En valeur, et prenant en compte une modération des prix des biens à l’exportation, les exportations marocaines pourraient augmenter de juste 14 Mds de DH cette année, après d’importants gains estimés à 163 Mds de DH en 2022 (et une moyenne prépandémie à environ 20 Mds de DH).
A l’instar des autres banques, la Banque Centrale au Maroc a augmenté son taux directeur de 100 pts de base sur une période réduite (de septembre à décembre) et ce pour remédier à l’inflation. Ces hausses successives sont-elles suffisantes pour parvenir à un taux d’inflation optimal ? A quel horizon l’impact serait-il perceptible ?
Une grande partie de l’inflation découle du niveau des prix des biens importés en raison de la structure des échanges commerciaux et a probablement atteint un pic au dernier trimestre de 2022. Ainsi, à mesure que les prix des matières premières se refroidissent et que la BCE prend les mesures appropriées pour contrer les pressions en Europe, l’inflation devrait s’atténuer au cours de l’année 2023.
Dans notre scénario de base, nous considérons que des interventions supplémentaires au niveau national sont probables, conformément à la trajectoire de la zone euro, avec une inflation d’environ 4% en moyenne cette année.
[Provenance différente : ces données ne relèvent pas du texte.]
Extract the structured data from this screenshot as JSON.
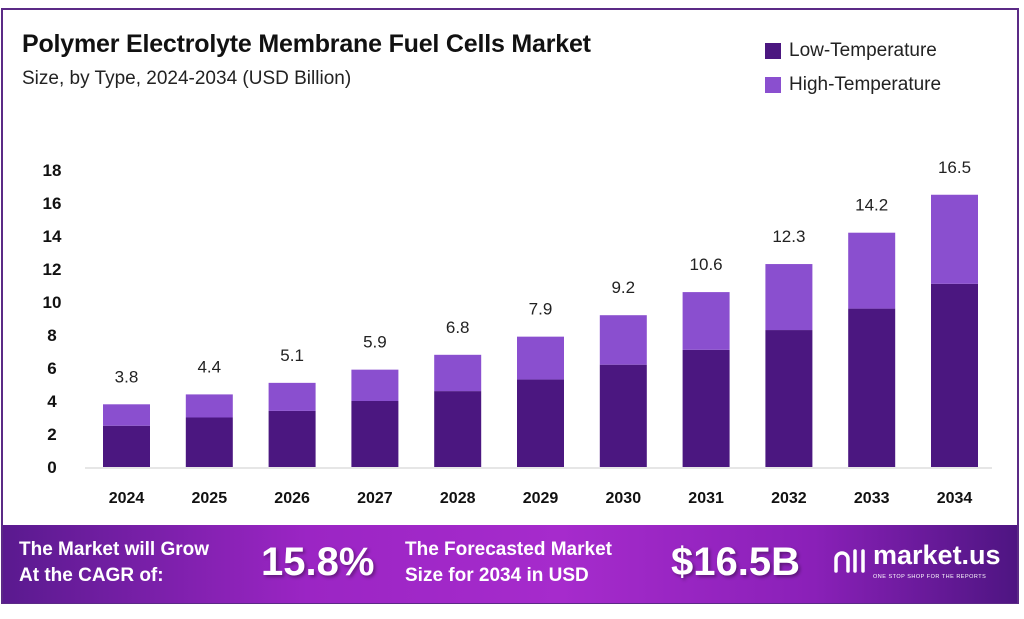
{
  "chart_data": {
    "type": "bar",
    "stacked": true,
    "title": "Polymer Electrolyte Membrane Fuel Cells Market",
    "subtitle": "Size, by Type, 2024-2034 (USD Billion)",
    "xlabel": "",
    "ylabel": "",
    "ylim": [
      0,
      18
    ],
    "yticks": [
      0,
      2,
      4,
      6,
      8,
      10,
      12,
      14,
      16,
      18
    ],
    "categories": [
      "2024",
      "2025",
      "2026",
      "2027",
      "2028",
      "2029",
      "2030",
      "2031",
      "2032",
      "2033",
      "2034"
    ],
    "series": [
      {
        "name": "Low-Temperature",
        "color": "#4b1780",
        "values": [
          2.5,
          3.0,
          3.4,
          4.0,
          4.6,
          5.3,
          6.2,
          7.1,
          8.3,
          9.6,
          11.1
        ]
      },
      {
        "name": "High-Temperature",
        "color": "#8a4fcf",
        "values": [
          1.3,
          1.4,
          1.7,
          1.9,
          2.2,
          2.6,
          3.0,
          3.5,
          4.0,
          4.6,
          5.4
        ]
      }
    ],
    "totals": [
      "3.8",
      "4.4",
      "5.1",
      "5.9",
      "6.8",
      "7.9",
      "9.2",
      "10.6",
      "12.3",
      "14.2",
      "16.5"
    ],
    "legend_position": "top-right",
    "grid": false
  },
  "footer": {
    "cagr_label_1": "The Market will Grow",
    "cagr_label_2": "At the CAGR of:",
    "cagr_value": "15.8%",
    "forecast_label_1": "The Forecasted Market",
    "forecast_label_2": "Size for 2034 in USD",
    "forecast_value": "$16.5B",
    "brand_name": "market.us",
    "brand_tagline": "ONE STOP SHOP FOR THE REPORTS"
  }
}
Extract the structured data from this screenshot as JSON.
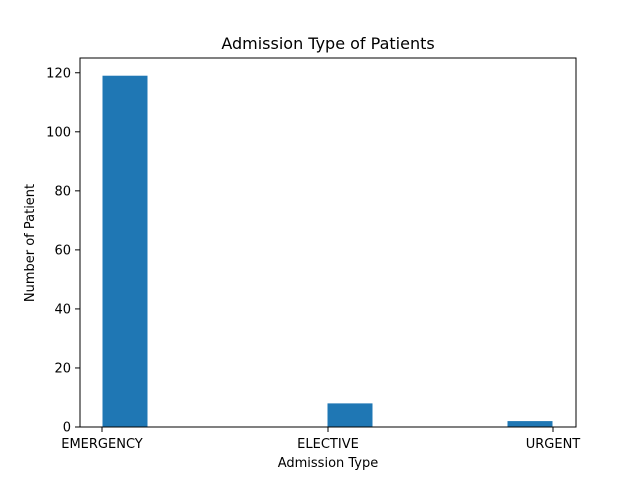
{
  "chart_data": {
    "type": "bar",
    "title": "Admission Type of Patients",
    "xlabel": "Admission Type",
    "ylabel": "Number of Patient",
    "categories": [
      "EMERGENCY",
      "ELECTIVE",
      "URGENT"
    ],
    "values": [
      119,
      8,
      2
    ],
    "ylim": [
      0,
      125
    ],
    "yticks": [
      0,
      20,
      40,
      60,
      80,
      100,
      120
    ],
    "grid": false,
    "legend": "none",
    "bar_color": "#1f77b4"
  }
}
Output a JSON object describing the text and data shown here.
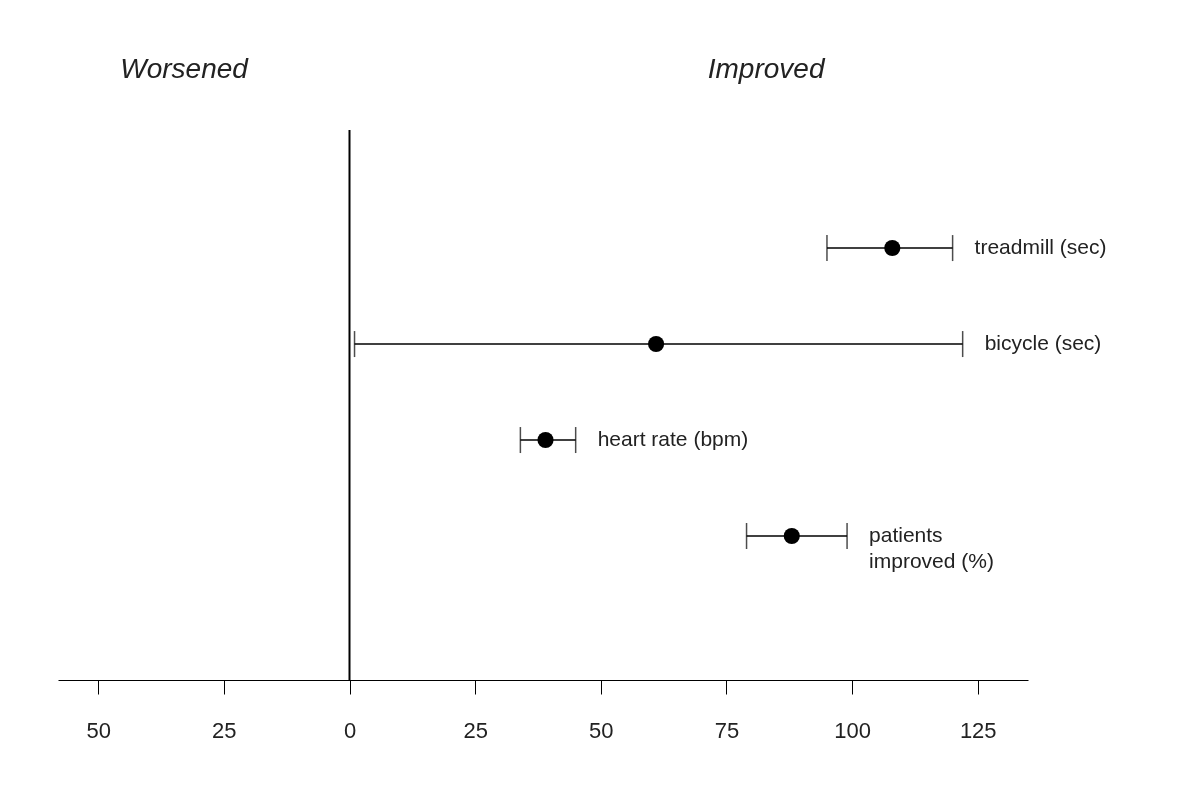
{
  "chart_data": {
    "type": "scatter",
    "orientation": "horizontal",
    "marker": "circle",
    "annotations": [
      "Worsened",
      "Improved"
    ],
    "categories": [
      "treadmill (sec)",
      "bicycle (sec)",
      "heart rate (bpm)",
      "patients\nimproved (%)"
    ],
    "values": [
      108,
      61,
      39,
      88
    ],
    "errors": [
      [
        95,
        120
      ],
      [
        1,
        122
      ],
      [
        34,
        45
      ],
      [
        79,
        99
      ]
    ],
    "color": "#000000",
    "xlim": [
      -58,
      135
    ],
    "xticks": [
      {
        "value": -50,
        "label": "50"
      },
      {
        "value": -25,
        "label": "25"
      },
      0,
      25,
      50,
      75,
      100,
      125
    ],
    "ref_lines": [
      {
        "axis": "x",
        "value": 0,
        "color": "#000000"
      }
    ]
  }
}
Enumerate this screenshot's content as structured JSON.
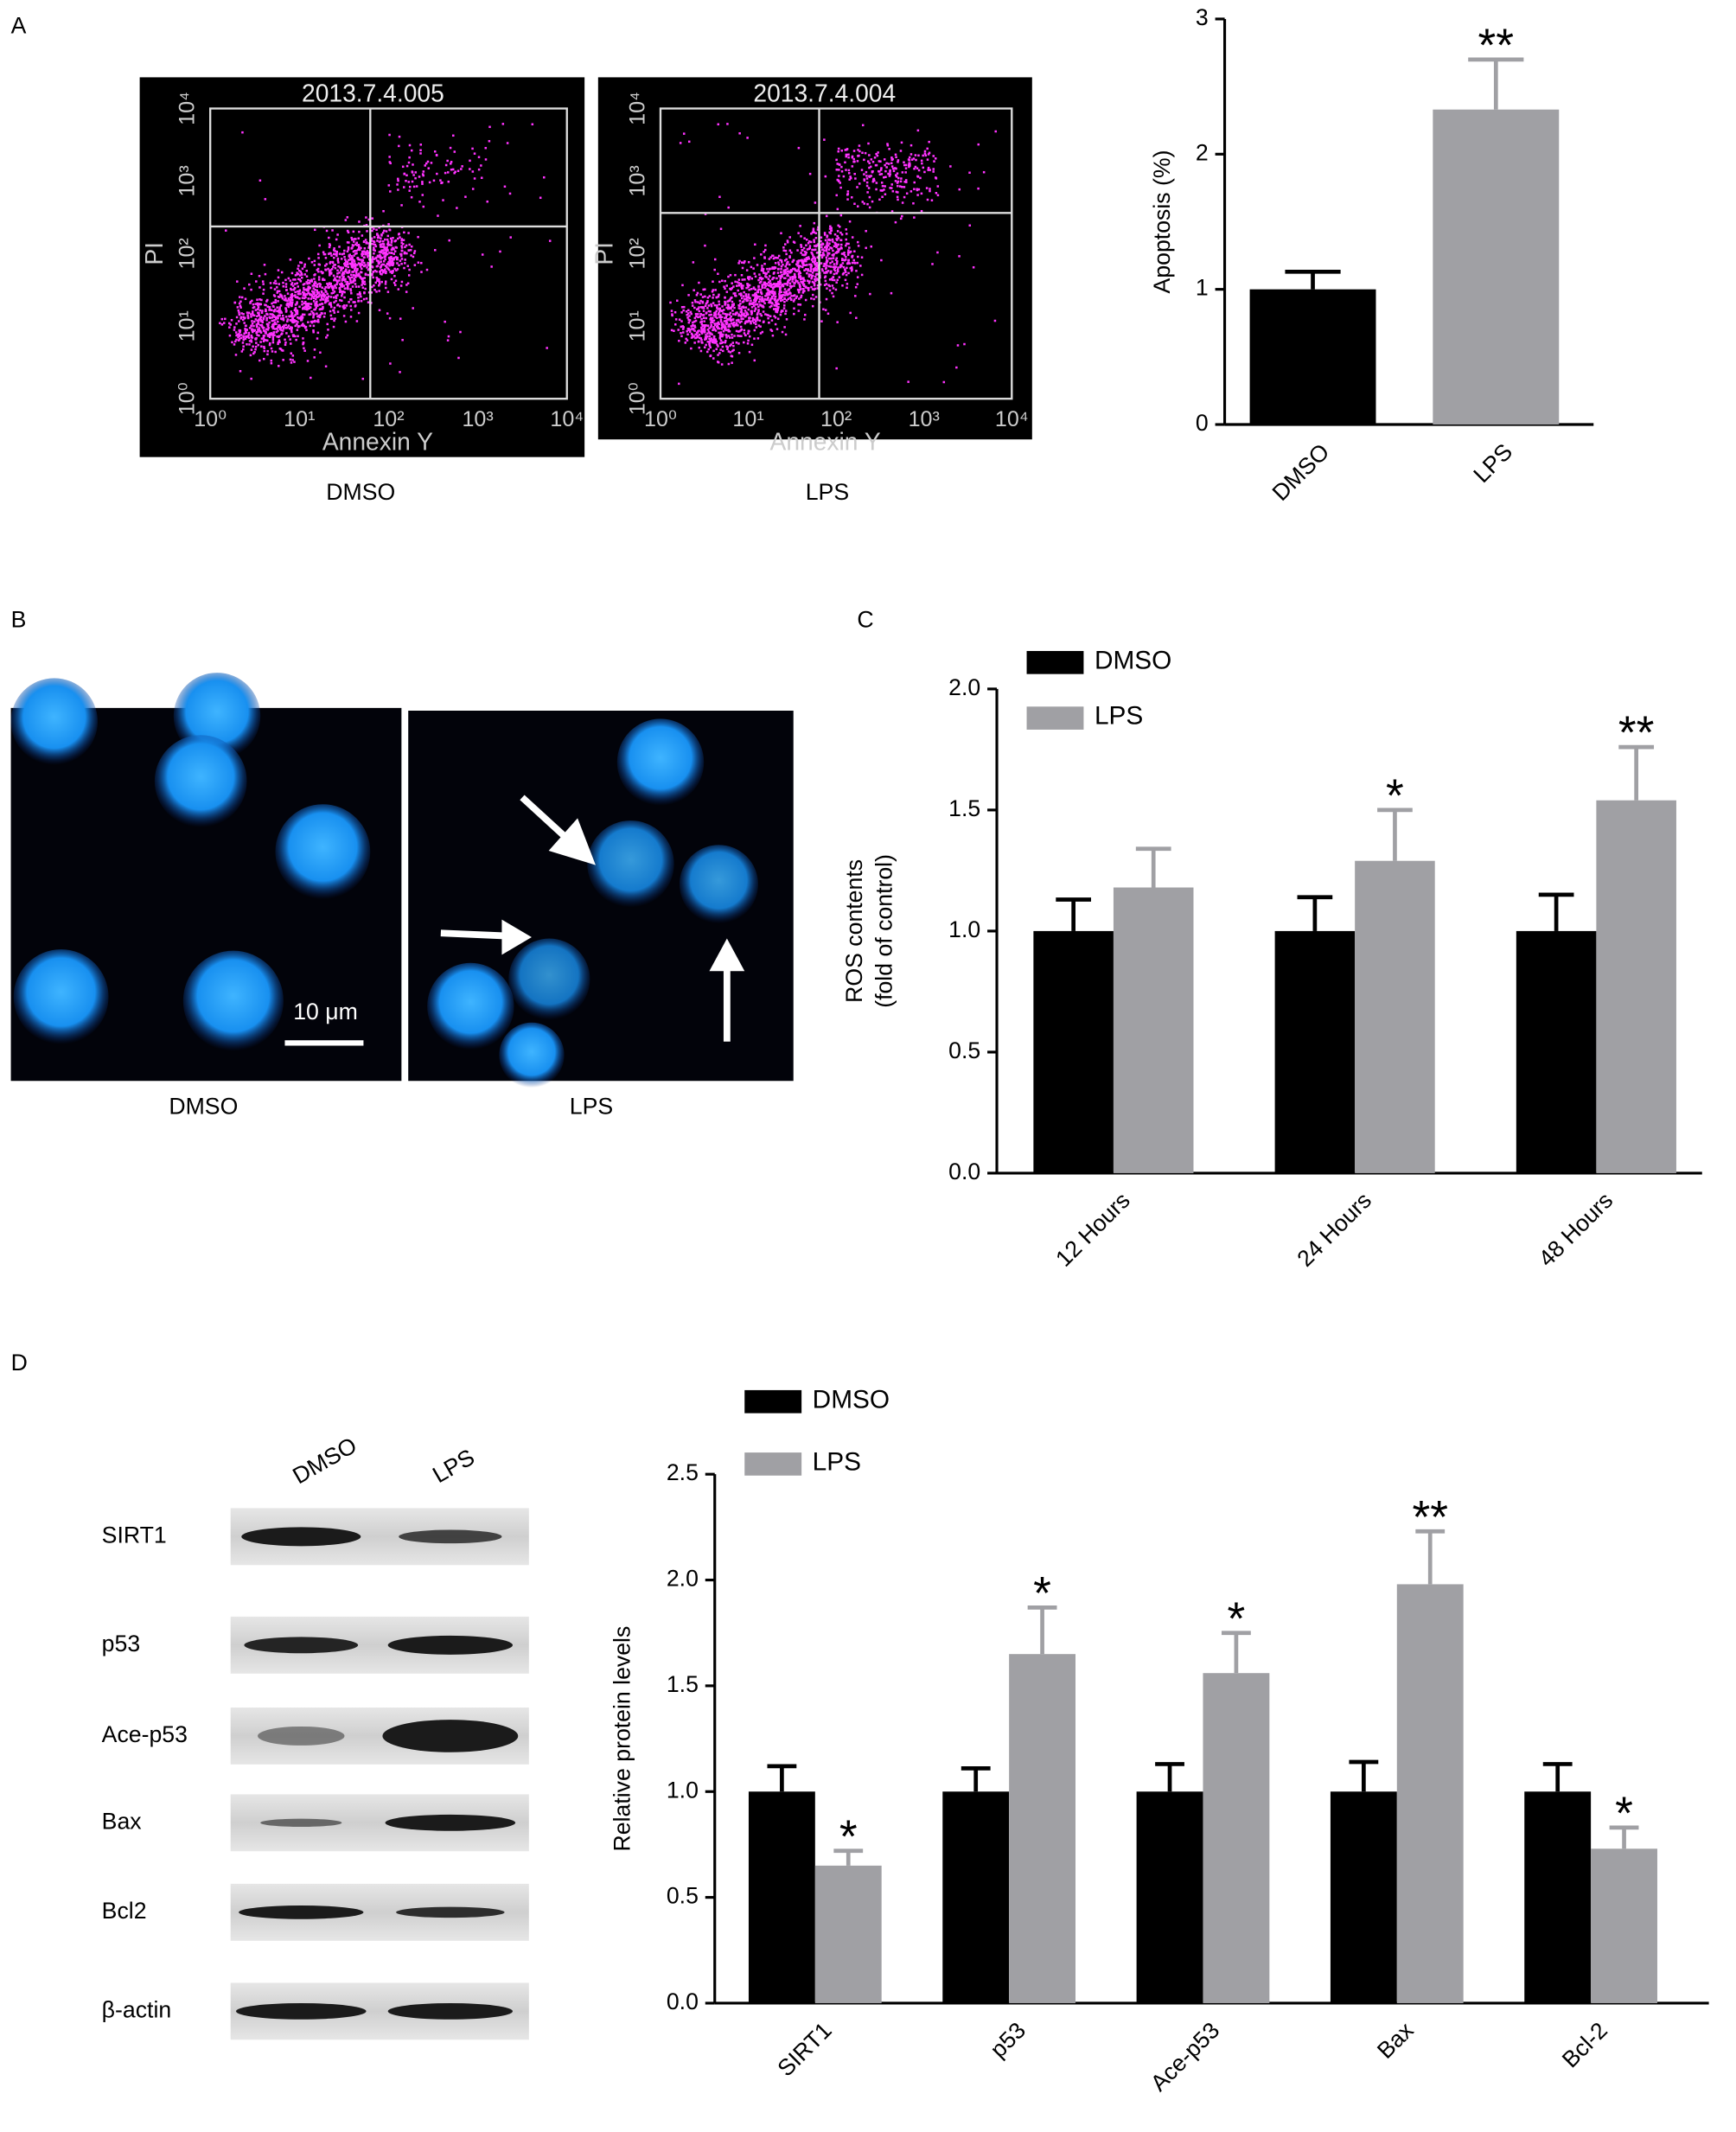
{
  "panel_labels": [
    "A",
    "B",
    "C",
    "D"
  ],
  "flow_cytometry": [
    {
      "title": "2013.7.4.005",
      "x_label": "Annexin Y",
      "y_label": "PI",
      "x_ticks": [
        "10⁰",
        "10¹",
        "10²",
        "10³",
        "10⁴"
      ],
      "y_ticks": [
        "10⁰",
        "10¹",
        "10²",
        "10³",
        "10⁴"
      ],
      "caption": "DMSO"
    },
    {
      "title": "2013.7.4.004",
      "x_label": "Annexin Y",
      "y_label": "PI",
      "x_ticks": [
        "10⁰",
        "10¹",
        "10²",
        "10³",
        "10⁴"
      ],
      "y_ticks": [
        "10⁰",
        "10¹",
        "10²",
        "10³",
        "10⁴"
      ],
      "caption": "LPS"
    }
  ],
  "microscopy": {
    "captions": [
      "DMSO",
      "LPS"
    ],
    "scale_bar": "10 μm"
  },
  "western_blot": {
    "lanes": [
      "DMSO",
      "LPS"
    ],
    "proteins": [
      "SIRT1",
      "p53",
      "Ace-p53",
      "Bax",
      "Bcl2",
      "β-actin"
    ]
  },
  "chart_data": [
    {
      "type": "bar",
      "ylabel": [
        "Apoptosis (%)"
      ],
      "categories": [
        "DMSO",
        "LPS"
      ],
      "values": [
        1.0,
        2.33
      ],
      "errors": [
        0.13,
        0.37
      ],
      "colors": [
        "#000000",
        "#a0a0a4"
      ],
      "annotations": [
        null,
        "**"
      ],
      "ylim": [
        0,
        3
      ],
      "yticks": [
        0,
        1,
        2,
        3
      ]
    },
    {
      "type": "bar",
      "ylabel": [
        "ROS  contents",
        "(fold of control)"
      ],
      "categories": [
        "12 Hours",
        "24 Hours",
        "48 Hours"
      ],
      "series": [
        {
          "name": "DMSO",
          "color": "#000000",
          "values": [
            1.0,
            1.0,
            1.0
          ],
          "errors": [
            0.13,
            0.14,
            0.15
          ],
          "annotations": [
            null,
            null,
            null
          ]
        },
        {
          "name": "LPS",
          "color": "#a0a0a4",
          "values": [
            1.18,
            1.29,
            1.54
          ],
          "errors": [
            0.16,
            0.21,
            0.22
          ],
          "annotations": [
            null,
            "*",
            "**"
          ]
        }
      ],
      "ylim": [
        0,
        2.0
      ],
      "yticks": [
        {
          "value": 0,
          "label": "0.0"
        },
        0.5,
        {
          "value": 1,
          "label": "1.0"
        },
        1.5,
        {
          "value": 2,
          "label": "2.0"
        }
      ]
    },
    {
      "type": "bar",
      "ylabel": [
        "Relative protein levels"
      ],
      "categories": [
        "SIRT1",
        "p53",
        "Ace-p53",
        "Bax",
        "Bcl-2"
      ],
      "series": [
        {
          "name": "DMSO",
          "color": "#000000",
          "values": [
            1.0,
            1.0,
            1.0,
            1.0,
            1.0
          ],
          "errors": [
            0.12,
            0.11,
            0.13,
            0.14,
            0.13
          ],
          "annotations": [
            null,
            null,
            null,
            null,
            null
          ]
        },
        {
          "name": "LPS",
          "color": "#a0a0a4",
          "values": [
            0.65,
            1.65,
            1.56,
            1.98,
            0.73
          ],
          "errors": [
            0.07,
            0.22,
            0.19,
            0.25,
            0.1
          ],
          "annotations": [
            "*",
            "*",
            "*",
            "**",
            "*"
          ]
        }
      ],
      "ylim": [
        0,
        2.5
      ],
      "yticks": [
        {
          "value": 0,
          "label": "0.0"
        },
        0.5,
        {
          "value": 1,
          "label": "1.0"
        },
        1.5,
        {
          "value": 2,
          "label": "2.0"
        },
        2.5
      ]
    }
  ]
}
D’année en année, le taux de l’endettement public progresse à des niveaux qui suscitent des inquiétudes. Quelles sont d’après-vous, les voies de sortie de cet engrenage ?
Le service de la dette extérieure devrait rester gérable jusqu’à fin 2023. Le budget triennal prévoit une réduction du déficit budgétaire, principalement grâce à l’introduction d’un taux d’imposition des sociétés de 40% pour les grandes entreprises, les banques et les assureurs.
Une meilleure répartition des subventions pourrait également aller dans le même sens, tandis que des investissements étrangers supplémentaires pourraient contribuer à la reprise économique.
La dette publique devrait rester élevée, à environ 70% du PIB, et les réserves de change pourraient tomber en dessous de 5 mois de couverture des importations pour la première fois en 10 ans.
Néanmoins, nous pensons que le Maroc sera en mesure de faire face à ses obligations, car la part de la dette libellée en devises est modérée (24% du total) et le taux d’intérêt effectif de la dette souveraine s’établit à 3,2% pour 2023.